На фабрике в Молодечно выпускают аккордеоны с необычной клавиатурой. Благодаря особой конструкции с правой стороны умещается 55 нот! Вот описание на сайте фабрики: http://www.zonta.by/ru/desctiption_zk_ru.htm

А вот довольно информативный сайт самого Кравцова: http://www.accordionkravtsov.com/

Кто-нибудь играет на таком инструменте? Что скажут аккордеонисты?


----------



## shilka (13 Апр 2011)

прикольно!


----------



## MAN (13 Апр 2011)

НГП писал:


> Кто-нибудь играет на таком инструменте?


http://www.goldaccordion.com/ensembles/823...se-quintet.html


----------



## НГП (16 Апр 2011)

Спасибо за ссылку, MAN, но там так и не раскрыта тема до конца.
На ютубе тоже очень мало роликов с аккордеоном Кравцова.
Значит, инструмент так и не получил распространения, несмотря на то, что существует уже много лет.
А Вы сами стали бы играть на такой диковинке?


----------



## MAN (18 Апр 2011)

НГП писал:


> А Вы сами стали бы играть на такой диковинке?


Кто? Я? НГП, я дилетант, а аккордеон Кравцова предназначается, насколько я понимаю, для профессиональных аккордеонистов-клавишников, которым не хватает возможностей традиционного аккордеона. Кроме того, мне лично больше по душе баян и с ним я хотя бы немного знаком, а клавишный аккордеон для меня вообще нечто непостижимое. Даже обыкновенный.


----------



## zet10 (18 Апр 2011)

НГП писал:


> Значит, инструмент так и не получил распространения, несмотря на то, что существует уже много лет.
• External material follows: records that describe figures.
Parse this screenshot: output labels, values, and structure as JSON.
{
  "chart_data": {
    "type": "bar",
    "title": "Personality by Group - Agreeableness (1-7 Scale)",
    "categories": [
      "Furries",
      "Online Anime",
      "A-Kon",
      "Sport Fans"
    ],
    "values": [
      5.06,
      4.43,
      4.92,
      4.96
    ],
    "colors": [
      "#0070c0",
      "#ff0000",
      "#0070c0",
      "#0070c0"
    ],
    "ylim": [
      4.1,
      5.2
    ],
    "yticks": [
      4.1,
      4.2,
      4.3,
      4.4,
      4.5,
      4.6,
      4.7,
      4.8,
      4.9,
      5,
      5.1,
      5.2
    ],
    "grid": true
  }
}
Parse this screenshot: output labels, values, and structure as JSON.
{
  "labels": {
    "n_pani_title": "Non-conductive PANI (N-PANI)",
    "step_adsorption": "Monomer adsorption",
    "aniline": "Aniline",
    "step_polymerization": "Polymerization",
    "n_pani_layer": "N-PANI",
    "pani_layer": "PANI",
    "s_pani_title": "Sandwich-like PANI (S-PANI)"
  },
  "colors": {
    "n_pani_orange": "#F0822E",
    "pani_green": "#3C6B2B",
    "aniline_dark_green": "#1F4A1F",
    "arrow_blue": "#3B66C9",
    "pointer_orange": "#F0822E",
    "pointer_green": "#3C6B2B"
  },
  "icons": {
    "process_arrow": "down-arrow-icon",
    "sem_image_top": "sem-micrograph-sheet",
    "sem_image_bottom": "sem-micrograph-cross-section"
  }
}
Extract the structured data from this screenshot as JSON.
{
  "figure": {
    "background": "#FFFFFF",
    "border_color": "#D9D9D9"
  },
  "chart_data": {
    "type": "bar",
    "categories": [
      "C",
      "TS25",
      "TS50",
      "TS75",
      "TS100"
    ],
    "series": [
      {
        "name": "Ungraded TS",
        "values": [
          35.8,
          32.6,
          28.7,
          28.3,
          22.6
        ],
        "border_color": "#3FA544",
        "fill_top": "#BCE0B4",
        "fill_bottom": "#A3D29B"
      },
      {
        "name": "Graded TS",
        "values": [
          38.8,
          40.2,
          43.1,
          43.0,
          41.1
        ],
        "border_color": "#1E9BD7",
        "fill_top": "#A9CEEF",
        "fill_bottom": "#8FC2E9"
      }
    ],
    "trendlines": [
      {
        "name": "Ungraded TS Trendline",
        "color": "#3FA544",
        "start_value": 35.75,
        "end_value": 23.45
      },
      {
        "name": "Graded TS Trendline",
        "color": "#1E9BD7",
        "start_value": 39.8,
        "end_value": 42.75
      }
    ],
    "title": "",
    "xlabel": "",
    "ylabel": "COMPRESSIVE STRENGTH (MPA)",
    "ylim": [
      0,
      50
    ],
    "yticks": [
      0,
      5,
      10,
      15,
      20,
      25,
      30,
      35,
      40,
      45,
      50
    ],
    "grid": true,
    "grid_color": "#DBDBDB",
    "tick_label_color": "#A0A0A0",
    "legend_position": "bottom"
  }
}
Думаю и не получит.Идея может была и не полохая,но не прижелась.Фабрики эту "чуду-юду" не выпускают,т.к не рентабельно,играющих на этом инструменте единицы , и как итог полное равнодушие к данному "аккордеону".


----------



## koliamba (10 Авг 2011)

распространения, насколько я знаю, он получил, просто общаюсь я с Кравцовым !! =) но! чесное слово, эта смесь , редкосное говно! и Играют на нём, в основном, те люди, которые например поступили в Институт Культуры , к Кравцову, и он их пересаживает! не стоит играть на нём!!


----------



## MAN (10 Авг 2011)

koliamba писал:


> чесное слово, эта смесь , редкосное г...но!


 Слово Ваше, может и чесТное, но уж очень грубое и непечатное. Следовало бы, на мой взгляд, их потщательнее выбирать (слова-то), а заодно и пограмотнее писАть и расставлять. Восклицательными знаками вот тоже злоупотребляете, а лучше бы правильности расстановки прочих знаков пунктуации внимания побольше уделили.
Поверьте, я не со зла это пишу, а потому, как читать Ваши сообщения не слишком удобно, тем более, что тут ведь сообщество музыкантов, а, стало быть, культурных людей, я так думаю.


----------



## koliamba (10 Авг 2011)

согласен, слово подобрал немного не подумав о культуре, но , в пользу себя скажу, я на работе, времени что-то писать мало. . стараюсь не продумывать предложения, а просто высказывать свою точку зрения. ..


----------



## MAN (10 Авг 2011)

koliamba писал:


> стараюсь просто высказывать свою точку зрения. ..


 В таком случае, не уделите ли Вы нам ещё минутку-другую Вашего драгоценного времени, чтобы развернуть мысль о несовершенствах аккордеона системы Кравцова? Чем же он по-Вашему так плох? Люди, которые на нём играют, отзываются об этом инструменте напротив очень положительно. Даже перед баяном находят в нём некоторое превосходство. Другое дело, конечно, что их не так много (как исполнителей, так и самих аккордеонов) в сравнении с обычными аккордеонами и баянами.


----------